What we found is that the high deductible plan was best in most cases. If you had little happen it was cheaper, if you had major problems and max'ed out of pocket the high deductible was cheaper. There was a sweet spot in the middle where the low deductible was cheaper. Note... don't just look at the benefit... include the cost in the analysis. There is more than just the cost analysis... the network (doctors and hospitals) are important to. There is not really a right answer.

Buying insurance can be like investing. you buy a stock that you think has some higher risk and you want some insurance... you buy a put (so you can off load it if it tanks)... you need to decide how much you are willing to pay for what level of protection.

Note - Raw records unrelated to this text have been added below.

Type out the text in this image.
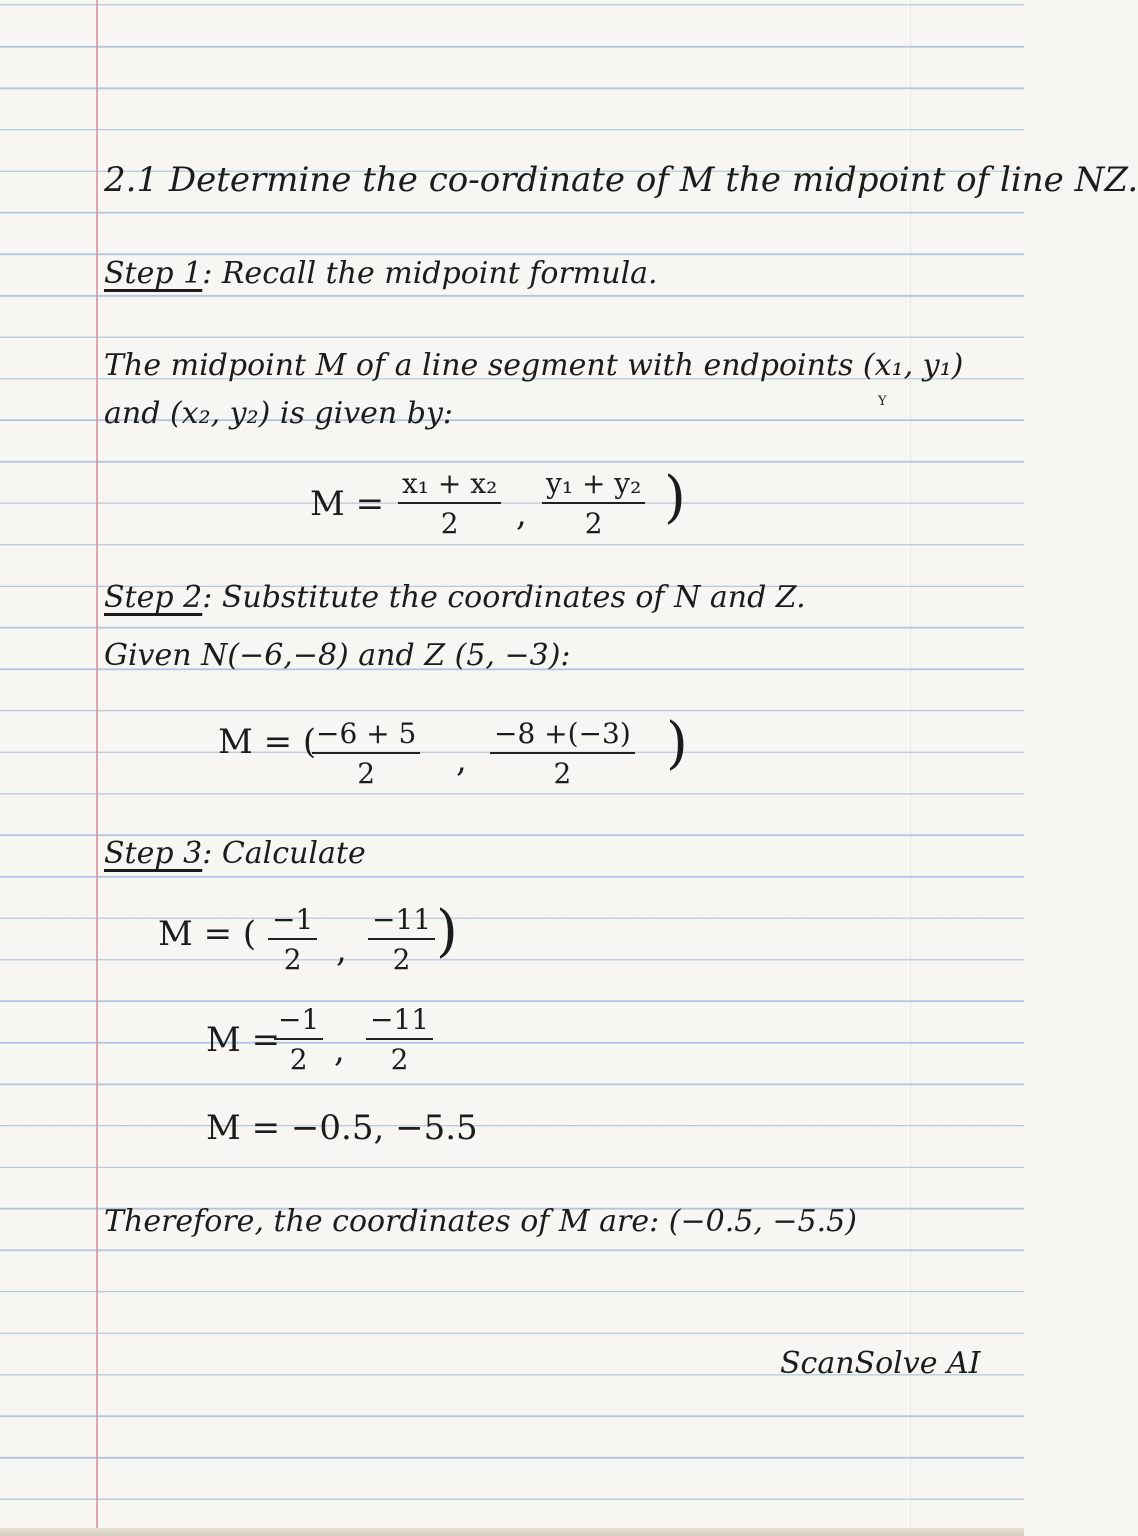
2.1 Determine the co-ordinate of M the midpoint of line NZ.
Step 1: Recall the midpoint formula.
The midpoint M of a line segment with endpoints (x₁, y₁)
and (x₂, y₂) is given by:	Y
$M = \frac{\text{x₁ + x₂}}{2}$ , $\frac{\text{y₁ + y₂}}{2}$ )
Step 2: Substitute the coordinates of N and Z.
Given N(−6,−8) and Z (5, −3):
M = (
$\frac{-6 + 5}{2}$ , $\frac{-8 +(-3)}{2}$ )
Step 3: Calculate
M = ( $\frac{-1}{2}$ , $\frac{-11}{2}$ )
M =
$\frac{-1}{2}$ , $\frac{-11}{2}$
M = −0.5, −5.5
Therefore, the coordinates of M are: (−0.5, −5.5)
ScanSolve AI
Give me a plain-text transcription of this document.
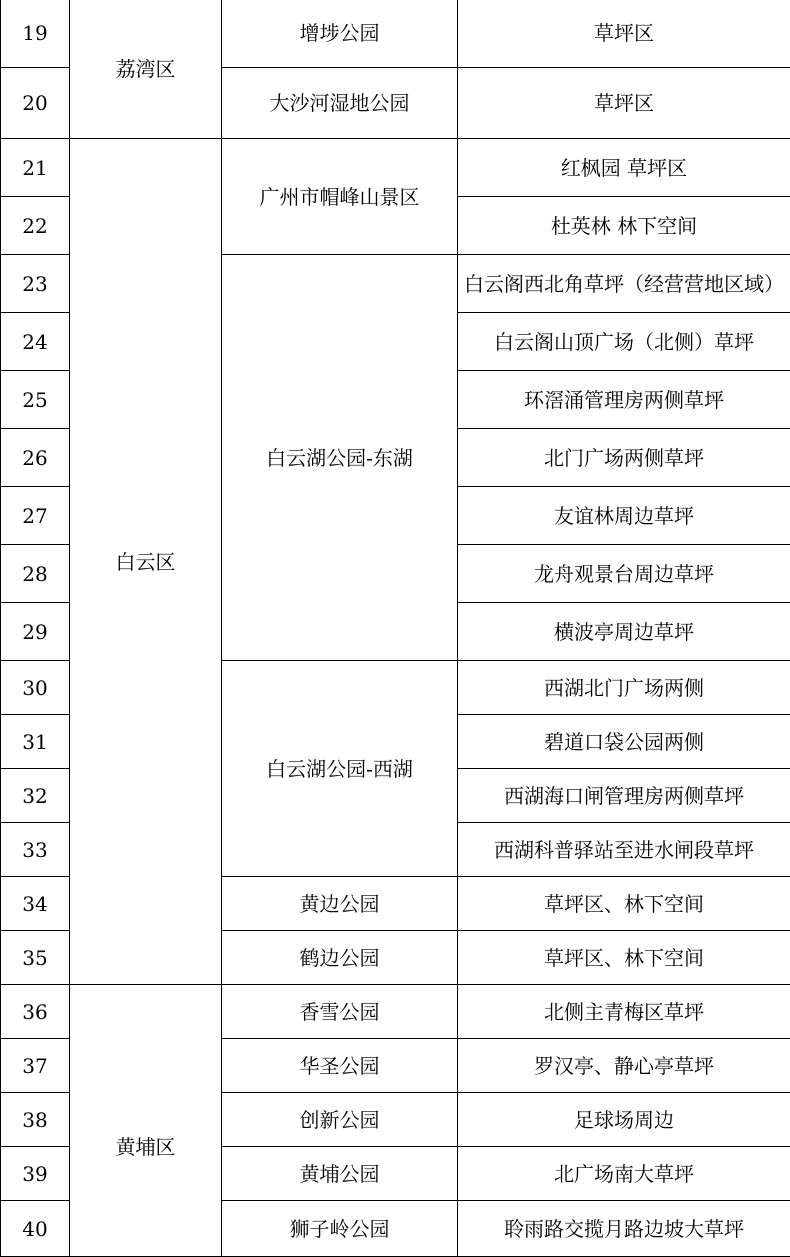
19	荔湾区	增埗公园	草坪区
20		大沙河湿地公园	草坪区
21	白云区	广州市帽峰山景区	红枫园 草坪区
22			杜英林 林下空间
23		白云湖公园-东湖	白云阁西北角草坪（经营营地区域）
24			白云阁山顶广场（北侧）草坪
25			环滘涌管理房两侧草坪
26			北门广场两侧草坪
27			友谊林周边草坪
28			龙舟观景台周边草坪
29			横波亭周边草坪
30		白云湖公园-西湖	西湖北门广场两侧
31			碧道口袋公园两侧
32			西湖海口闸管理房两侧草坪
33			西湖科普驿站至进水闸段草坪
34		黄边公园	草坪区、林下空间
35		鹤边公园	草坪区、林下空间
36	黄埔区	香雪公园	北侧主青梅区草坪
37		华圣公园	罗汉亭、静心亭草坪
38		创新公园	足球场周边
39		黄埔公园	北广场南大草坪
40		狮子岭公园	聆雨路交揽月路边坡大草坪
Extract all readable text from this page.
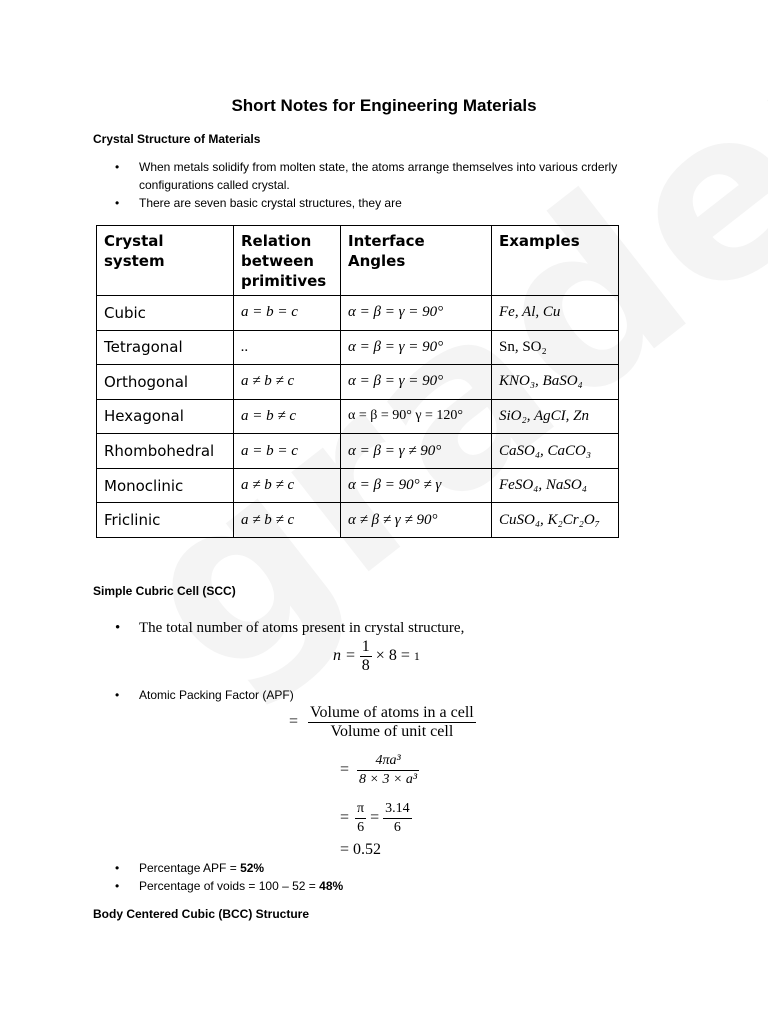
Short Notes for Engineering Materials
Crystal Structure of Materials
• When metals solidify from molten state, the atoms arrange themselves into various crderly configurations called crystal.
• There are seven basic crystal structures, they are
Crystal system	Relation between primitives	Interface Angles	Examples
Cubic	a = b = c	α = β = γ = 90°	Fe, Al, Cu
Tetragonal	..	α = β = γ = 90°	Sn, SO₂
Orthogonal	a ≠ b ≠ c	α = β = γ = 90°	KNO₃, BaSO₄
Hexagonal	a = b ≠ c	α = β = 90° γ = 120°	SiO₂, AgCI, Zn
Rhombohedral	a = b = c	α = β = γ ≠ 90°	CaSO₄, CaCO₃
Monoclinic	a ≠ b ≠ c	α = β = 90° ≠ γ	FeSO₄, NaSO₄
Friclinic	a ≠ b ≠ c	α ≠ β ≠ γ ≠ 90°	CuSO₄, K₂Cr₂O₇
Simple Cubric Cell (SCC)
• The total number of atoms present in crystal structure,
$n = \frac{1}{8} \times 8 = 1$
• Atomic Packing Factor (APF)
= $\frac{\text{Volume of atoms in a cell}}{\text{Volume of unit cell}}$
= $\frac{\text{4πa³}}{\text{8 × 3 × a³}}$
= $\frac{\pi}{6} = \frac{3.14}{6}$
= 0.52
• Percentage APF = 52%
• Percentage of voids = 100 – 52 = 48%
Body Centered Cubic (BCC) Structure
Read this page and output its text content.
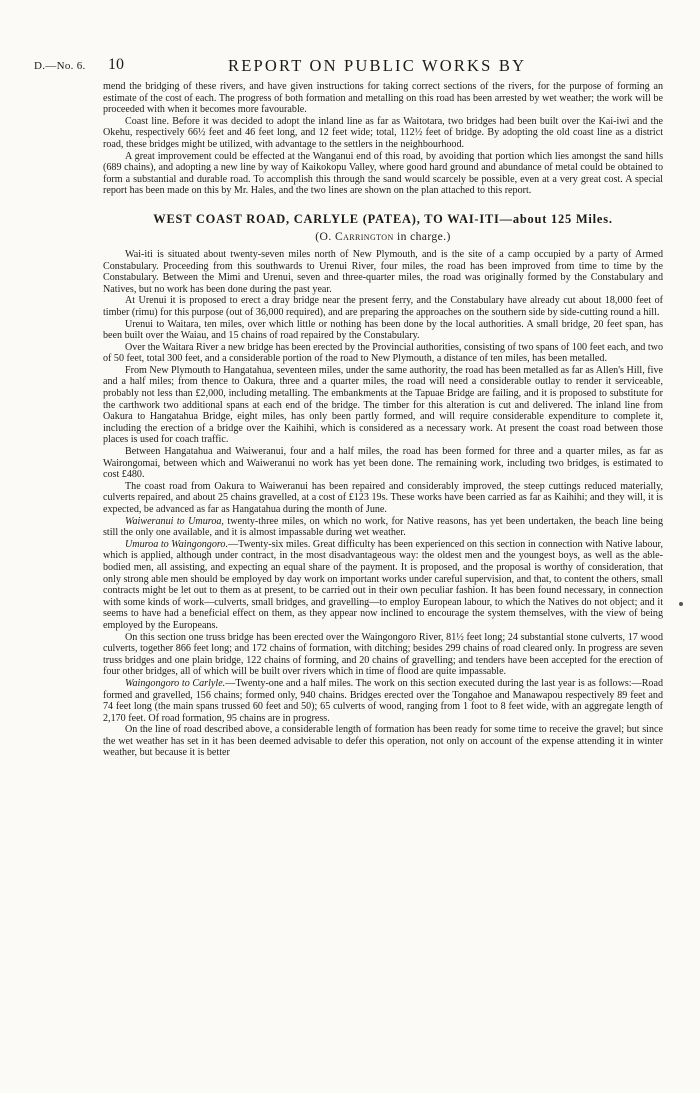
D.—No. 6. 10	REPORT ON PUBLIC WORKS BY

mend the bridging of these rivers, and have given instructions for taking correct sections of the rivers, for the purpose of forming an estimate of the cost of each. The progress of both formation and metalling on this road has been arrested by wet weather; the work will be proceeded with when it becomes more favourable.

Coast line. Before it was decided to adopt the inland line as far as Waitotara, two bridges had been built over the Kai-iwi and the Okehu, respectively 66½ feet and 46 feet long, and 12 feet wide; total, 112½ feet of bridge. By adopting the old coast line as a district road, these bridges might be utilized, with advantage to the settlers in the neighbourhood.

A great improvement could be effected at the Wanganui end of this road, by avoiding that portion which lies amongst the sand hills (689 chains), and adopting a new line by way of Kaikokopu Valley, where good hard ground and abundance of metal could be obtained to form a substantial and durable road. To accomplish this through the sand would scarcely be possible, even at a very great cost. A special report has been made on this by Mr. Hales, and the two lines are shown on the plan attached to this report.

WEST COAST ROAD, CARLYLE (PATEA), TO WAI-ITI—about 125 Miles.
(O. Carrington in charge.)

Wai-iti is situated about twenty-seven miles north of New Plymouth, and is the site of a camp occupied by a party of Armed Constabulary. Proceeding from this southwards to Urenui River, four miles, the road has been improved from time to time by the Constabulary. Between the Mimi and Urenui, seven and three-quarter miles, the road was originally formed by the Constabulary and Natives, but no work has been done during the past year.

At Urenui it is proposed to erect a dray bridge near the present ferry, and the Constabulary have already cut about 18,000 feet of timber (rimu) for this purpose (out of 36,000 required), and are preparing the approaches on the southern side by side-cutting round a hill.

Urenui to Waitara, ten miles, over which little or nothing has been done by the local authorities. A small bridge, 20 feet span, has been built over the Waiau, and 15 chains of road repaired by the Constabulary.

Over the Waitara River a new bridge has been erected by the Provincial authorities, consisting of two spans of 100 feet each, and two of 50 feet, total 300 feet, and a considerable portion of the road to New Plymouth, a distance of ten miles, has been metalled.

From New Plymouth to Hangatahua, seventeen miles, under the same authority, the road has been metalled as far as Allen's Hill, five and a half miles; from thence to Oakura, three and a quarter miles, the road will need a considerable outlay to render it serviceable, probably not less than £2,000, including metalling. The embankments at the Tapuae Bridge are failing, and it is proposed to substitute for the carthwork two additional spans at each end of the bridge. The timber for this alteration is cut and delivered. The inland line from Oakura to Hangatahua Bridge, eight miles, has only been partly formed, and will require considerable expenditure to complete it, including the erection of a bridge over the Kaihihi, which is considered as a necessary work. At present the coast road between those places is used for coach traffic.

Between Hangatahua and Waiweranui, four and a half miles, the road has been formed for three and a quarter miles, as far as Wairongomai, between which and Waiweranui no work has yet been done. The remaining work, including two bridges, is estimated to cost £480.

The coast road from Oakura to Waiweranui has been repaired and considerably improved, the steep cuttings reduced materially, culverts repaired, and about 25 chains gravelled, at a cost of £123 19s. These works have been carried as far as Kaihihi; and they will, it is expected, be advanced as far as Hangatahua during the month of June.

Waiweranui to Umuroa, twenty-three miles, on which no work, for Native reasons, has yet been undertaken, the beach line being still the only one available, and it is almost impassable during wet weather.

Umuroa to Waingongoro.—Twenty-six miles. Great difficulty has been experienced on this section in connection with Native labour, which is applied, although under contract, in the most disadvantageous way: the oldest men and the youngest boys, as well as the able-bodied men, all assisting, and expecting an equal share of the payment. It is proposed, and the proposal is worthy of consideration, that only strong able men should be employed by day work on important works under careful supervision, and that, to content the others, small contracts might be let out to them as at present, to be carried out in their own peculiar fashion. It has been found necessary, in connection with some kinds of work—culverts, small bridges, and gravelling—to employ European labour, to which the Natives do not object; and it seems to have had a beneficial effect on them, as they appear now inclined to encourage the system themselves, with the view of being employed by the Europeans.

On this section one truss bridge has been erected over the Waingongoro River, 81½ feet long; 24 substantial stone culverts, 17 wood culverts, together 866 feet long; and 172 chains of formation, with ditching; besides 299 chains of road cleared only. In progress are seven truss bridges and one plain bridge, 122 chains of forming, and 20 chains of gravelling; and tenders have been accepted for the erection of four other bridges, all of which will be built over rivers which in time of flood are quite impassable.

Waingongoro to Carlyle.—Twenty-one and a half miles. The work on this section executed during the last year is as follows:—Road formed and gravelled, 156 chains; formed only, 940 chains. Bridges erected over the Tongahoe and Manawapou respectively 89 feet and 74 feet long (the main spans trussed 60 feet and 50); 65 culverts of wood, ranging from 1 foot to 8 feet wide, with an aggregate length of 2,170 feet. Of road formation, 95 chains are in progress.

On the line of road described above, a considerable length of formation has been ready for some time to receive the gravel; but since the wet weather has set in it has been deemed advisable to defer this operation, not only on account of the expense attending it in winter weather, but because it is better
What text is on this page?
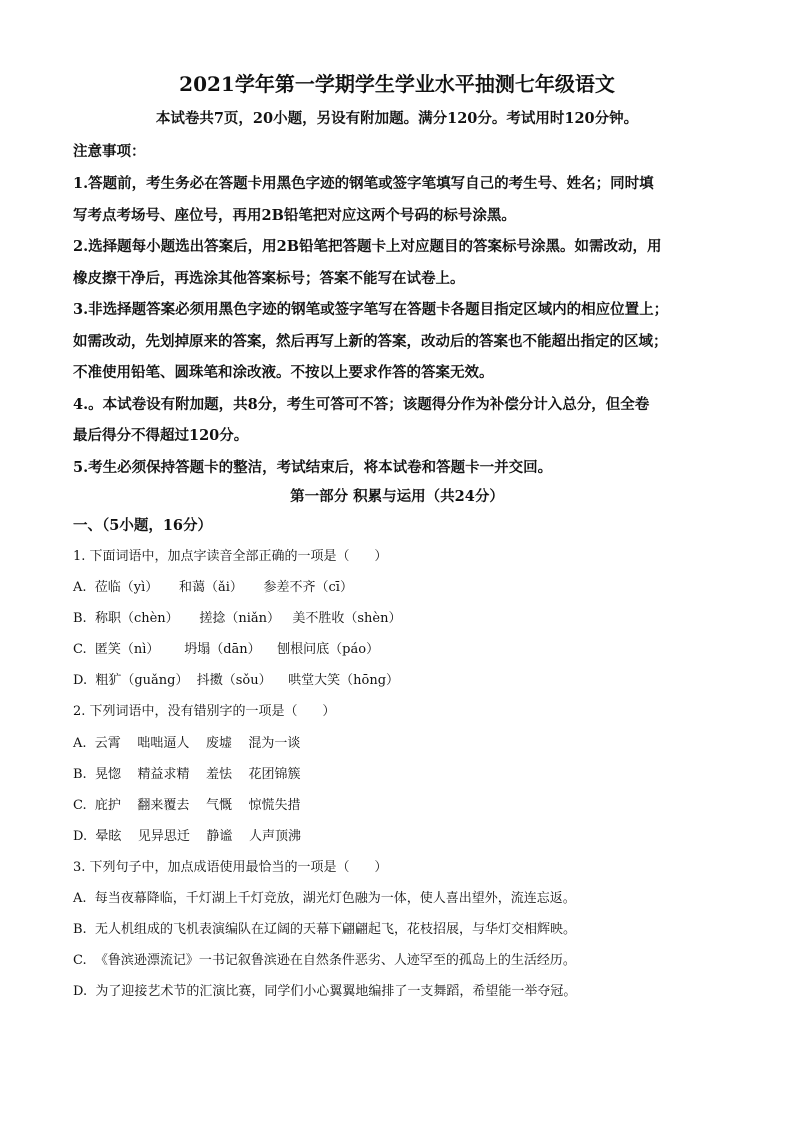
2021学年第一学期学生学业水平抽测七年级语文
本试卷共7页，20小题，另设有附加题。满分120分。考试用时120分钟。
注意事项：
1.答题前，考生务必在答题卡用黑色字迹的钢笔或签字笔填写自己的考生号、姓名；同时填
写考点考场号、座位号，再用2B铅笔把对应这两个号码的标号涂黑。
2.选择题每小题选出答案后，用2B铅笔把答题卡上对应题目的答案标号涂黑。如需改动，用
橡皮擦干净后，再选涂其他答案标号；答案不能写在试卷上。
3.非选择题答案必须用黑色字迹的钢笔或签字笔写在答题卡各题目指定区域内的相应位置上；
如需改动，先划掉原来的答案，然后再写上新的答案，改动后的答案也不能超出指定的区域；
不准使用铅笔、圆珠笔和涂改液。不按以上要求作答的答案无效。
4.。本试卷设有附加题，共8分，考生可答可不答；该题得分作为补偿分计入总分，但全卷
最后得分不得超过120分。
5.考生必须保持答题卡的整洁，考试结束后，将本试卷和答题卡一并交回。
第一部分 积累与运用（共24分）
一、（5小题，16分）
1. 下面词语中，加点字读音全部正确的一项是（      ）
A.  莅临（yì）     和蔼（ǎi）     参差不齐（cī）
B.  称职（chèn）     搓捻（niǎn）   美不胜收（shèn）
C.  匿笑（nì）      坍塌（dān）    刨根问底（páo）
D.  粗犷（guǎng）  抖擞（sǒu）    哄堂大笑（hōng）
2. 下列词语中，没有错别字的一项是（      ）
A.  云霄    咄咄逼人    废墟    混为一谈
B.  晃惚    精益求精    羞怯    花团锦簇
C.  庇护    翻来覆去    气慨    惊慌失措
D.  晕眩    见异思迁    静谧    人声顶沸
3. 下列句子中，加点成语使用最恰当的一项是（      ）
A.  每当夜幕降临，千灯湖上千灯竞放，湖光灯色融为一体，使人喜出望外，流连忘返。
B.  无人机组成的飞机表演编队在辽阔的天幕下翩翩起飞，花枝招展，与华灯交相辉映。
C.  《鲁滨逊漂流记》一书记叙鲁滨逊在自然条件恶劣、人迹罕至的孤岛上的生活经历。
D.  为了迎接艺术节的汇演比赛，同学们小心翼翼地编排了一支舞蹈，希望能一举夺冠。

Be careful on the "I'm healthy"...that can change very quickly. I had got off my blood pressure meds and was taking 1/4 pill every other day of a cholesterol med... see the doc twice a year. All or a sudden a couple light headed spells and within a week I had a pacemaker. Pacemakers cost a tad more than broken bones... I still think I'm in good health for that matter.. just an electrical problem. Still have the 2 PCP visits a year. Add to that 1 short visit with the cardiologist and 2 data dumps from the pacemaker.

picking the most affordable health insurance is a bit more involved than just price... or metal type. Remember you are paying someone to cover some of your risk. Decide how much you are willing to pay for it... and count the cost of health insurance as part of your health care cost when evaluating.